In Suscepimus 14ToC
Nous avons reçu, ô Dieu, ta miséricorde au milieu de ton temple. Comme ton nom, ô Dieu, ainsi ta louange couvre l'étendue de la terre, ta droite est remplie de justice. Le Seigneur est grand et digne de toute louange, dans la cité de notre Dieu, sur sa montagne sainte ». (Psaume 47, 10, 11, 2)
 

Dom Gajard définit d'un mot le caractère musical de ce chant d'entrée en le qualifiant ainsi : « C'est d'abord un merci à Dieu de tout ce qu'il a fait pour l'humanité... mais un merci joyeux, affectueux, filial : tout y est naturel, simple, allant, gracieux, au début du moins. Ce n'est pas l'action de grâces solennelle ; on est joyeux, on se sent aimé, et on chante, voilà tout. ». 

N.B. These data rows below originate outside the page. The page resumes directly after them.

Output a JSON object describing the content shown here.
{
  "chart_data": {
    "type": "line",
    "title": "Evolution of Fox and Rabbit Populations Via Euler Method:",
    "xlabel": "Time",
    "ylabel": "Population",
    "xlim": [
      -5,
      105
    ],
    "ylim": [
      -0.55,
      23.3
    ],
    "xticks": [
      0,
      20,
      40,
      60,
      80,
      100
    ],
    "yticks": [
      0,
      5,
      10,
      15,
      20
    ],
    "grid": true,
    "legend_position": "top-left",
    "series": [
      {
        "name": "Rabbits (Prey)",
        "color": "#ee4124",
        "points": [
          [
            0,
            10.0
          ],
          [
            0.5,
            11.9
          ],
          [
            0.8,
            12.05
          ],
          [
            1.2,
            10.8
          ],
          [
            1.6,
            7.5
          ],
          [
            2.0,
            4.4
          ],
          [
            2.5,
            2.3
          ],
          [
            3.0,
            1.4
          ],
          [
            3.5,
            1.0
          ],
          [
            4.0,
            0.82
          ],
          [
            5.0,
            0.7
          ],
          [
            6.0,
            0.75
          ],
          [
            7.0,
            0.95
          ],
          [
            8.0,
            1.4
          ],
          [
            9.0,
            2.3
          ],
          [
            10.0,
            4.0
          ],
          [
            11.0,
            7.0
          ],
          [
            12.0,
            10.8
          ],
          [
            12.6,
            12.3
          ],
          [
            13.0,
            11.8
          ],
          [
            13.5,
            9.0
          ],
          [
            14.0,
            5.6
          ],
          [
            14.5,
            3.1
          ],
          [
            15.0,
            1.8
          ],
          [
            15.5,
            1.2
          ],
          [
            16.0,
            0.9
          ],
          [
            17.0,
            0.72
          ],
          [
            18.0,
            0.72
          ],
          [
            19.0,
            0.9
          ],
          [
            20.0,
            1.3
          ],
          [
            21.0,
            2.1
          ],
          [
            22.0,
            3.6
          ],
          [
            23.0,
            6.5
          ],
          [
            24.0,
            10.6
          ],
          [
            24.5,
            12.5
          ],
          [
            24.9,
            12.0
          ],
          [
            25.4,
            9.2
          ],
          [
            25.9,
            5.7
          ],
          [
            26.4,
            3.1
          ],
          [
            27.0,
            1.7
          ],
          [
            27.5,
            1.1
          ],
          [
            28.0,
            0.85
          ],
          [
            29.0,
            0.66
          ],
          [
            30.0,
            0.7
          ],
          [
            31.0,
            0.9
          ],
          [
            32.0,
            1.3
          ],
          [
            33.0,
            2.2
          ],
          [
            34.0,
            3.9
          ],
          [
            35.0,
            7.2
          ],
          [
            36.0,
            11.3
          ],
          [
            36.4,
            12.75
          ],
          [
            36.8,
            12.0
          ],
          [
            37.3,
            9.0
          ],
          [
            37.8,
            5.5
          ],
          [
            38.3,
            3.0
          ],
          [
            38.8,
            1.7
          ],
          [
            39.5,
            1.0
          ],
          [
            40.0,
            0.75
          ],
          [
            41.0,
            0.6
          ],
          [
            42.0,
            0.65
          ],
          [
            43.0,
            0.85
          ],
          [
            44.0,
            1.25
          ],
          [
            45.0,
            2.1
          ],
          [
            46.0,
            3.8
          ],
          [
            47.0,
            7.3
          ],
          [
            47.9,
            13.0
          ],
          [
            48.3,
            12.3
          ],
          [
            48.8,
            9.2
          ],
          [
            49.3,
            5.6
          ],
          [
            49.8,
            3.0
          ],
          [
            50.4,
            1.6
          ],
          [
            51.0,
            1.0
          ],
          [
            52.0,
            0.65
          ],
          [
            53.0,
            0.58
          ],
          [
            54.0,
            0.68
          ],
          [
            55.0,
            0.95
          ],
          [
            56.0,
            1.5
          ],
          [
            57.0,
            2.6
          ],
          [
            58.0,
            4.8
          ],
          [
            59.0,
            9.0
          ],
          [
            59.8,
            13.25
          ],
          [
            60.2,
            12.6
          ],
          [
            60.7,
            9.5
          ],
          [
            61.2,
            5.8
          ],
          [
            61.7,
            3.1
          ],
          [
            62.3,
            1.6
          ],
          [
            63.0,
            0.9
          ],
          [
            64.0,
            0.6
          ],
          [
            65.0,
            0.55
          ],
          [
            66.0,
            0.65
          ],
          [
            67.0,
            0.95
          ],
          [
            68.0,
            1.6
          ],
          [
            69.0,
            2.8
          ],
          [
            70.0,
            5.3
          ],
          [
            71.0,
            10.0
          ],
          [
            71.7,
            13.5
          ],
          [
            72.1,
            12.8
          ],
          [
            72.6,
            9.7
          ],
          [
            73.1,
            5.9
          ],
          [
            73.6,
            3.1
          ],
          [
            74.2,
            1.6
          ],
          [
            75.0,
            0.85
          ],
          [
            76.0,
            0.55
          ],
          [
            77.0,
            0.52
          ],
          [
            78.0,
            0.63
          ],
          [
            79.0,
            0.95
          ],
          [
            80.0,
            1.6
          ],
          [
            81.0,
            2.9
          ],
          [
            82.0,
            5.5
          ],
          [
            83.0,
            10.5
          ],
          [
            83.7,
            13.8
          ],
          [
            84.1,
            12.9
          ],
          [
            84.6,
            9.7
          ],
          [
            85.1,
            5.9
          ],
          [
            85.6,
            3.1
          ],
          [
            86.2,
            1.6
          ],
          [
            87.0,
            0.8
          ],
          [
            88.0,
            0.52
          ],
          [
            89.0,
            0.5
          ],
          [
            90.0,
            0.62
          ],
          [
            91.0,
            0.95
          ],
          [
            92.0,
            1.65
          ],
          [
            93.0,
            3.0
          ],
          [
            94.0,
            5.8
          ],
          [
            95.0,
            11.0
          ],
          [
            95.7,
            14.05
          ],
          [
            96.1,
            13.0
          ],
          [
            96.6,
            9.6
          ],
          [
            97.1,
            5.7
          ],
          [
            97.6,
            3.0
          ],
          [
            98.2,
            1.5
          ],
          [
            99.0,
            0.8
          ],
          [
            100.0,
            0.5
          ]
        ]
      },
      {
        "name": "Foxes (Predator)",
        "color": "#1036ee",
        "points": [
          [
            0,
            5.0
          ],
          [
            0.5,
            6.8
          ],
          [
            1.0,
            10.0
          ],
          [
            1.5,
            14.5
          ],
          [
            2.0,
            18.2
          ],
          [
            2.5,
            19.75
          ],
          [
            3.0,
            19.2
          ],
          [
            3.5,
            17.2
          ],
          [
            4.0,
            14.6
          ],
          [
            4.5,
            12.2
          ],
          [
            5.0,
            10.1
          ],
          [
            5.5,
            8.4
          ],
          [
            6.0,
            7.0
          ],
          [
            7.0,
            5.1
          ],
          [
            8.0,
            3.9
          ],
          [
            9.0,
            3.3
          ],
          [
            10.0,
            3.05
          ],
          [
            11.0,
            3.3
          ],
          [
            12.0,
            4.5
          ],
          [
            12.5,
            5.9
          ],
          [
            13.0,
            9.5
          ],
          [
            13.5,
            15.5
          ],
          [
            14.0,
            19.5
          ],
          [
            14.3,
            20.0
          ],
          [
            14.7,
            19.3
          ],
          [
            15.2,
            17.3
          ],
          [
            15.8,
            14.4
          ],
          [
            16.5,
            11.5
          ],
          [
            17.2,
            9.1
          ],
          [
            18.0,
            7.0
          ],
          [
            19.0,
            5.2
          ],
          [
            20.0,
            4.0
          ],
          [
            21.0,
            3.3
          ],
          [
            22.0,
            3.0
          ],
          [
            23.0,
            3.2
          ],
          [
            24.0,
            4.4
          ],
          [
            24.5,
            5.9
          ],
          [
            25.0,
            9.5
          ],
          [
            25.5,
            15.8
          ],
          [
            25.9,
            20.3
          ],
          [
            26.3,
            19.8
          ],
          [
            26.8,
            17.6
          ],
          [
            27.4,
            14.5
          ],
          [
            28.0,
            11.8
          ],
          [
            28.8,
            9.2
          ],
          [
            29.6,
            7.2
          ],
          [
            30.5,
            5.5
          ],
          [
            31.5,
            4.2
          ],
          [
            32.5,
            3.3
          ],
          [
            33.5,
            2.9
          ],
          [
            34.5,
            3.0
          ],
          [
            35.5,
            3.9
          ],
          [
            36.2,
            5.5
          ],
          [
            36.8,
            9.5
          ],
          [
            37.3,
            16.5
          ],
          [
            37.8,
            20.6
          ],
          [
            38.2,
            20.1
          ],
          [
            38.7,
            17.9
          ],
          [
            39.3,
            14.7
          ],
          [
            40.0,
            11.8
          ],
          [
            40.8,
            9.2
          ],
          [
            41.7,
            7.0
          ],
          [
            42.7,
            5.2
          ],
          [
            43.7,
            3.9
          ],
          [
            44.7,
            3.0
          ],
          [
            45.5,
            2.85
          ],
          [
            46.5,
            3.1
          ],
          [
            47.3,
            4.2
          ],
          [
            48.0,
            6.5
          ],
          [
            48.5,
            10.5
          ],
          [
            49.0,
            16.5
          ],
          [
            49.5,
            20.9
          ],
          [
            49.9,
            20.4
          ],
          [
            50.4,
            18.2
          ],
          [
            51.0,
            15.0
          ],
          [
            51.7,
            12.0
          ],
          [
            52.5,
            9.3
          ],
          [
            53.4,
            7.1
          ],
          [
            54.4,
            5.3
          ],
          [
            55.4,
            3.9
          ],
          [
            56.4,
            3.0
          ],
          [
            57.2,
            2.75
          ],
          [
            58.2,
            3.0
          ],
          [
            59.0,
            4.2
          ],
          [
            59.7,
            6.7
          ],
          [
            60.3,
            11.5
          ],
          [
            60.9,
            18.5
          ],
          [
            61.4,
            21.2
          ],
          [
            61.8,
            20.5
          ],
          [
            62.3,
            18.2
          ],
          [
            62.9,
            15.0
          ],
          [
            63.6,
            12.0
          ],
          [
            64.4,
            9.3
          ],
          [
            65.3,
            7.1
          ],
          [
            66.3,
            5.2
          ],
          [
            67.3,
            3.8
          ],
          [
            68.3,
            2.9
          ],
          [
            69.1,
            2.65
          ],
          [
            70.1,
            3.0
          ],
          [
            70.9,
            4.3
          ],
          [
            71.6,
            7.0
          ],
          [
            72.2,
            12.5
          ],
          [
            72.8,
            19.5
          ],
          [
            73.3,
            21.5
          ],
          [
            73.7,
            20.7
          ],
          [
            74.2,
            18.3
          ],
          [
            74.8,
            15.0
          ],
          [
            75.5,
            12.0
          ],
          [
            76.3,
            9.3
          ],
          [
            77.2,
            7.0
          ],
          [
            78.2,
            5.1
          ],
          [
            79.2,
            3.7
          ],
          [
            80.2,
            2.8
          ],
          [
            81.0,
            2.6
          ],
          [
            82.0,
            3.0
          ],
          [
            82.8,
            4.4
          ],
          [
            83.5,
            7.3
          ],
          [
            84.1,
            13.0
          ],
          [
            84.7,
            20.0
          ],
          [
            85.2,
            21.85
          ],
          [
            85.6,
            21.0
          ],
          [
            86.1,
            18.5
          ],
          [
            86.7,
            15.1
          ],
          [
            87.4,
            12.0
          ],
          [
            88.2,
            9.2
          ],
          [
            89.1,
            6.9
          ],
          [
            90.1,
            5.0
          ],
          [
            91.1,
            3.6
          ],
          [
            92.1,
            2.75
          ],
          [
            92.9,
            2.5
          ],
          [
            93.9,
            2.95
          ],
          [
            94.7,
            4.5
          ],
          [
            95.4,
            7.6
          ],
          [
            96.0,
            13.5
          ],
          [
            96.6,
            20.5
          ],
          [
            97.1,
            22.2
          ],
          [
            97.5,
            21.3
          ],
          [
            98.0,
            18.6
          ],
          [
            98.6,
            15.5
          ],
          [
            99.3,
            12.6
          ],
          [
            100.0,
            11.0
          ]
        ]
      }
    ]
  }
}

C'est l'interprétation de toute la première phrase. Il s'agit d'un 1er mode, le mode de la paix, et cela se sent d'emblée, dès l'intonation qui est typique et qui fait penser à l'introït Gaudeamus ou à l'offertoire Jubilate. Le mot misericordiam est doucement enveloppé, avec un accent bien mis en valeur par le double DO aigu. Tout est léger, sans qu'on ait besoin de forcer aucunement les voix. Le tempo est soutenu par l'élan d'un paisible enthousiasme. Aucun excès, mais de la légèreté, partout. 

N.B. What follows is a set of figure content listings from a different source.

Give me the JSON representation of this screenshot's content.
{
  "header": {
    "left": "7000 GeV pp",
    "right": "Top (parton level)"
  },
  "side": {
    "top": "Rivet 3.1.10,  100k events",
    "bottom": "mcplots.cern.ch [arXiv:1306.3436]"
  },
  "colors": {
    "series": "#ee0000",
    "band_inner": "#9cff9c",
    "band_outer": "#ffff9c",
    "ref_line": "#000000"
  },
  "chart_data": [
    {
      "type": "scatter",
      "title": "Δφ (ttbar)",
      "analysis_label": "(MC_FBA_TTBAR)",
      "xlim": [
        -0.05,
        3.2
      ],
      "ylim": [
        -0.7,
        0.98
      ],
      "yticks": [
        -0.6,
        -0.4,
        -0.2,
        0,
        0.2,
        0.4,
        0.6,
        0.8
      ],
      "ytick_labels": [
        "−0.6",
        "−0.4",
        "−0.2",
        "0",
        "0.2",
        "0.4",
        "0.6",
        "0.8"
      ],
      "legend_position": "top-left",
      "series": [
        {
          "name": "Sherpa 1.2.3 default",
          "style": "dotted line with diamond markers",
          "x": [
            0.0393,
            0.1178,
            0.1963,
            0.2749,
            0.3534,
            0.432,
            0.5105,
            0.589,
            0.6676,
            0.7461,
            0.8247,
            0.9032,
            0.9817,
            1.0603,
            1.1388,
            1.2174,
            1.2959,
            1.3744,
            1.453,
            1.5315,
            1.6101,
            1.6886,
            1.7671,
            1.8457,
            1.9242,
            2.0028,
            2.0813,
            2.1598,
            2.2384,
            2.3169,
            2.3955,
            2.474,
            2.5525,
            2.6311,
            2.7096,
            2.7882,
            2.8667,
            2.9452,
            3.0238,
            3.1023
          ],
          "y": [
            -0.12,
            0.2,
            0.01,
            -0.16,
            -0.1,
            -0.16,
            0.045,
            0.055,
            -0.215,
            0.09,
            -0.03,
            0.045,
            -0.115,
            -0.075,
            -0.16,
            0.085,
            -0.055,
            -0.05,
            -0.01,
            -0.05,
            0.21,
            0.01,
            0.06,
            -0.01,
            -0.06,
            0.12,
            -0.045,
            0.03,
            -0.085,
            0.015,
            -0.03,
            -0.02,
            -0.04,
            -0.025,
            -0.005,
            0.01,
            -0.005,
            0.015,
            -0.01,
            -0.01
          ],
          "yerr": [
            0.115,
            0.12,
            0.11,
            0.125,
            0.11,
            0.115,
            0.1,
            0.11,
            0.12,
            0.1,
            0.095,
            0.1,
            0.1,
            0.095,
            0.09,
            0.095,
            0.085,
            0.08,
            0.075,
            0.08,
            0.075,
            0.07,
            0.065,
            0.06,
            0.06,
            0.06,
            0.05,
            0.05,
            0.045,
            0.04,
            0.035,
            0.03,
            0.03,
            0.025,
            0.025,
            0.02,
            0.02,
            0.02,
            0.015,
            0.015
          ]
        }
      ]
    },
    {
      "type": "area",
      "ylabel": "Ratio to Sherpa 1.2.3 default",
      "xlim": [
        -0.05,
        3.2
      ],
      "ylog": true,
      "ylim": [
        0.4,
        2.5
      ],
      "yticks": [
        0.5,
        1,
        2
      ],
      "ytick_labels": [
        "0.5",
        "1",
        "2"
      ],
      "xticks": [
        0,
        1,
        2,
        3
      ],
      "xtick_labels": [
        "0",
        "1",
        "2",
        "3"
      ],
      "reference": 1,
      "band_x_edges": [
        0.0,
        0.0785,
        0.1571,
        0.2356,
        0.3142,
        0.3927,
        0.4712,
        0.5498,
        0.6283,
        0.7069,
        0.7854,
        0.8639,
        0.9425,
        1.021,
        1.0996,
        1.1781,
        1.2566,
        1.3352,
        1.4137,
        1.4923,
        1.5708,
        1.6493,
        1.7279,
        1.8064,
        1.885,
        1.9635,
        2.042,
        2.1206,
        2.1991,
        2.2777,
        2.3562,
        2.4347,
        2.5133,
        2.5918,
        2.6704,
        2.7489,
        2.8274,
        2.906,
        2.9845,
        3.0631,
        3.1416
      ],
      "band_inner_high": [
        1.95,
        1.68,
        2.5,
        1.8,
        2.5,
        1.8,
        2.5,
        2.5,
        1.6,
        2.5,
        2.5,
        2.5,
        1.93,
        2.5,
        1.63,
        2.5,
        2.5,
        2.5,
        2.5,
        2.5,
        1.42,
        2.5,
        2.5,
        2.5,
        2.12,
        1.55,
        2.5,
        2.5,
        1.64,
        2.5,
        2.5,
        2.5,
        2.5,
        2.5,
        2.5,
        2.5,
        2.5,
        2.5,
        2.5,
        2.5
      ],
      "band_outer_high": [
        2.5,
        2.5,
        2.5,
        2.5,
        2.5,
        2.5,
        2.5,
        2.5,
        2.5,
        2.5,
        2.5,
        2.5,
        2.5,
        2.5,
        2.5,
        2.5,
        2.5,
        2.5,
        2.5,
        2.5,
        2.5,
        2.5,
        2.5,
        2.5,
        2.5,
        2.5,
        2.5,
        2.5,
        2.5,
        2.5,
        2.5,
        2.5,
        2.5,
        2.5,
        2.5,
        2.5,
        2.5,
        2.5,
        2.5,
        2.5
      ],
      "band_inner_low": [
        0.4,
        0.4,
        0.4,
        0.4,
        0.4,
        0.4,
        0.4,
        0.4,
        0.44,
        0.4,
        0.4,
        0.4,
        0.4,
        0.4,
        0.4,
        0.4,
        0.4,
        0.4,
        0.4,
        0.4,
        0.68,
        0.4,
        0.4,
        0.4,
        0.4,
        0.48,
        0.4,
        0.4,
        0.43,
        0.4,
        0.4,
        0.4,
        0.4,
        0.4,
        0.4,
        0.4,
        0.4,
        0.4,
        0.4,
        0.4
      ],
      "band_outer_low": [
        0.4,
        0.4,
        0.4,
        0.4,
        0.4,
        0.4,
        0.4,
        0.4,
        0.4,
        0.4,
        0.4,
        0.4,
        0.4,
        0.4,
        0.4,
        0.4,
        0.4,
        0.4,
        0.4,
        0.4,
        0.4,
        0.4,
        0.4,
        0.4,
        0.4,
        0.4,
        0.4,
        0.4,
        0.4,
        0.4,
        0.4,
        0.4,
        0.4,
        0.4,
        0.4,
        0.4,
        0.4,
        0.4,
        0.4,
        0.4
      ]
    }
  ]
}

Avec la deuxième phrase, l'atmosphère change. On est d'ailleurs passé d'un verbe au passé simple (suscepimus : nous avons reçu) à une phrase au présent. De plus on est passé de l'action de grâces à la louange. Enfin, on est passé d'un verbe à la première personne du pluriel (nous) à un verbe à la troisième personne du singulier. Il ne s'agit plus de nous qui avons reçu la grâce et l'amour de Dieu, mais de Dieu lui-même. Pour toutes ces raisons, amplement suffisantes, un changement très net se fait sentir.

Au plan strictement mélodique, c'est déjà bien visible : la mélodie de la première phrase se campait autour du LA, surtout et du FA. Elle touchait quelquefois le DO, plus par manière d'annonce d'ailleurs.
Avec la deuxième phrase, le DO aigu devient clairement la note dominante, attractive, le LA n'étant plus qu'une note d'appui ou de retombée. En outre, les neumes très légers de la première phrase ont laissé la place à des neumes plus larges, et dom Gajard remarque que c'est vrai dans toutes les familles de manuscrits. L'humble merci a fait place à la grande louange. Et le chant s'envole et s'étoffe. Le sommet de la pièce est atteint sur le mot nomen, au tout début de la deuxième phrase. Jusqu'au bout on va rester dans la contemplation de ce nom bien aimé. L'âme, l’Église, est fixée sur les hauteurs, elle regarde et elle aime, dans une sorte d'extase de louange. Oublieuse d'elle-même, du bienfait qu'elle a reçu, elle se donne. Et dom Gajard remarque très profondément que ce passage de la simple contemplation à la grande louange admirative est caractéristique de ce qu'il appelle la méthode d'oraison de l’Église. C'est très juste, cela.
Dans la liturgie, l’Église se manifeste vraiment comme une maîtresse d'oraison. Mais on peut dire qu'elle n'enseigne pas l'oraison, elle la vit.
Très souvent, dans les pièces grégoriennes, on la voit se mettre en oraison en commençant par méditer simplement, par exemple un attribut divin qui la concerne (ici la miséricorde). Et puis, de façon plus ou moins soudaine, on pourrait dire selon la violence de l'Esprit qui la ravit comme de force, elle est emportée dans sa contemplation et elle éclate en une louange qu'elle ne semble plus maîtriser. Elle est toute entière alors sous l'influence de l'Esprit qui joue en elle comme sur une lyre et lui fait rendre les sons c'est-à-dire les sentiments les plus divins. C'est peut-être là que réside surtout le génie spirituel de l'art grégorien, ce qui fait son incomparable supériorité par rapport aux autres répertoires de musique sacrée. On peut penser que ses compositeurs n'étaient pas seulement des artistes mais aussi et surtout des saints et même des mystiques, des âmes d'oraison qui vivaient profondément les mystères du Christ, et qui se laissaient inspirer par eux au sens le plus fort, vraiment.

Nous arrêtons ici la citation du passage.